O Cerrado brasileiro é um dos biomas mais ricos em biodiversidade do mundo, mas ainda é pouco explorado quando o assunto é paisagismo urbano ou projetos de restauração ecológica. Enquanto espécies exóticas continuam dominando praças, avenidas e jardins, plantas nativas que combinam beleza e resistência seguem à margem do planejamento paisagístico.
Para Eder Marcos da Silva, engenheiro florestal, doutor em Botânica Aplicada e professor do curso de Agronomia da Una, é hora de mudar esse cenário. “Temos no Cerrado uma infinidade de espécies com potencial ornamental, que aliam beleza estética, valor ecológico e identidade regional. No entanto, muitas delas ainda são ignoradas por falta de conhecimento técnico ou por uma ideia equivocada de que o que vem de fora é mais bonito ou sofisticado”, afirma.
Entre as árvores mais conhecidas estão os ipês — amarelo, roxo e branco —, reconhecidos pela floração vibrante e presença marcante em espaços públicos. Mas há muito mais. Espécies da família Vochysiaceae e uma ampla variedade de gramíneas, arbustos e herbáceas também merecem atenção. “Durante uma visita ao Parque Nacional das Emas, fiquei impressionado com a diversidade de capins nativos. Muitos deles são mais interessantes que o capim-do-Texas, tão usado por aqui. É uma beleza que é nossa, mas que ainda não aprendemos a valorizar”, ressalta Silva.

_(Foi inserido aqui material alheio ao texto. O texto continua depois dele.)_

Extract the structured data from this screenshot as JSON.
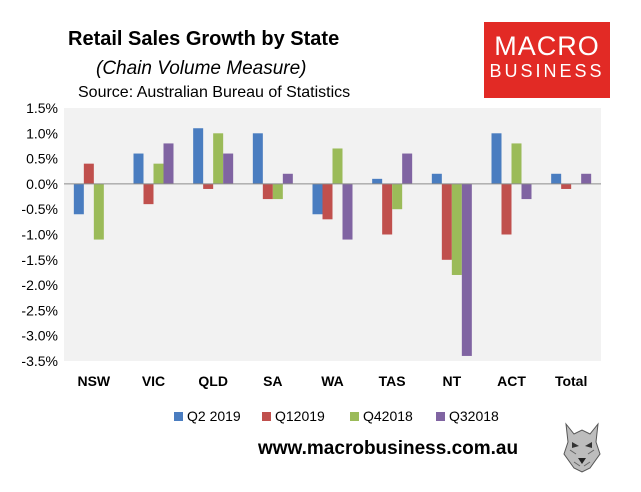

Mudança de olhar no paisagismo
Para Silva, incluir plantas nativas em projetos paisagísticos é uma escolha consciente que une estética e sustentabilidade. “Valorizar o Cerrado no paisagismo urbano é não apenas uma escolha estética e funcional. Essas espécies são adaptadas ao nosso solo, ao nosso clima e exigem menos manutenção. Além disso, fortalecem a biodiversidade ao atrair fauna local e resistem melhor às mudanças climáticas, como ondas de calor e estiagens prolongadas”.
Apesar das vantagens, essas espécies enfrentam ameaças significativas. “O avanço da fronteira agrícola com desmatamento de remanescentes para a prática da agropecuária e a urbanização desordenada reduzem drasticamente seus habitats, enquanto as queimadas cada vez mais frequentes e intensas comprometem toda a dinâmica natural dos ecossistemas. O fogo descontrolado, por exemplo, impacta diretamente espécies que não têm adaptações específicas a incêndios, prejudicando sua regeneração e sobrevivência”, alerta.
A extinção ou redução de espécies vegetais do Cerrado impacta profundamente o meio ambiente, o paisagismo urbano e a restauração ecológica. O professor explica que “o Cerrado é um hotspot de biodiversidade, com alto grau de endemismo. Muitas espécies ocorrem exclusivamente nessa região. Essa perda compromete funções ecológicas essenciais, como a proteção do solo, a recarga hídrica e o equilíbrio das cadeias alimentares”.
“No contexto urbano, a ausência dessas plantas reduz a resiliência das cidades ao clima local, empobrece a paisagem e limita os serviços ambientais prestados pela vegetação. Já na restauração ecológica, a escassez de espécies nativas adaptadas dificulta a recuperação de áreas degradadas, favorecendo soluções menos eficientes e ecologicamente frágeis, como o uso de espécies exóticas ou generalistas. Preservar as espécies endêmicas do Cerrado, portanto, é vital para manter sua biodiversidade única e garantir sustentabilidade ecológica e urbana”, defende Silva.
Ações concretas e valorização regional
Algumas iniciativas têm buscado reverter esse cenário. A Rede de Sementes do Cerrado (RSC), por exemplo, atua há mais de duas décadas na coleta, conservação e distribuição de sementes nativas, envolvendo comunidades locais e apoiando projetos de recuperação ambiental.
Para ampliar o uso dessas espécies, o professor defende uma atuação conjunta de paisagistas, arquitetos, agricultores, universidades e gestores públicos. “É preciso priorizar essas plantas nos projetos, criar viveiros especializados, apoiar bancos de sementes e investir em pesquisas sobre propagação, manejo e produção de mudas. Só assim conseguiremos romper com a lógica importada e construir uma paisagem urbana e rural mais conectada com nossa identidade e com os desafios ambientais do presente”, finaliza.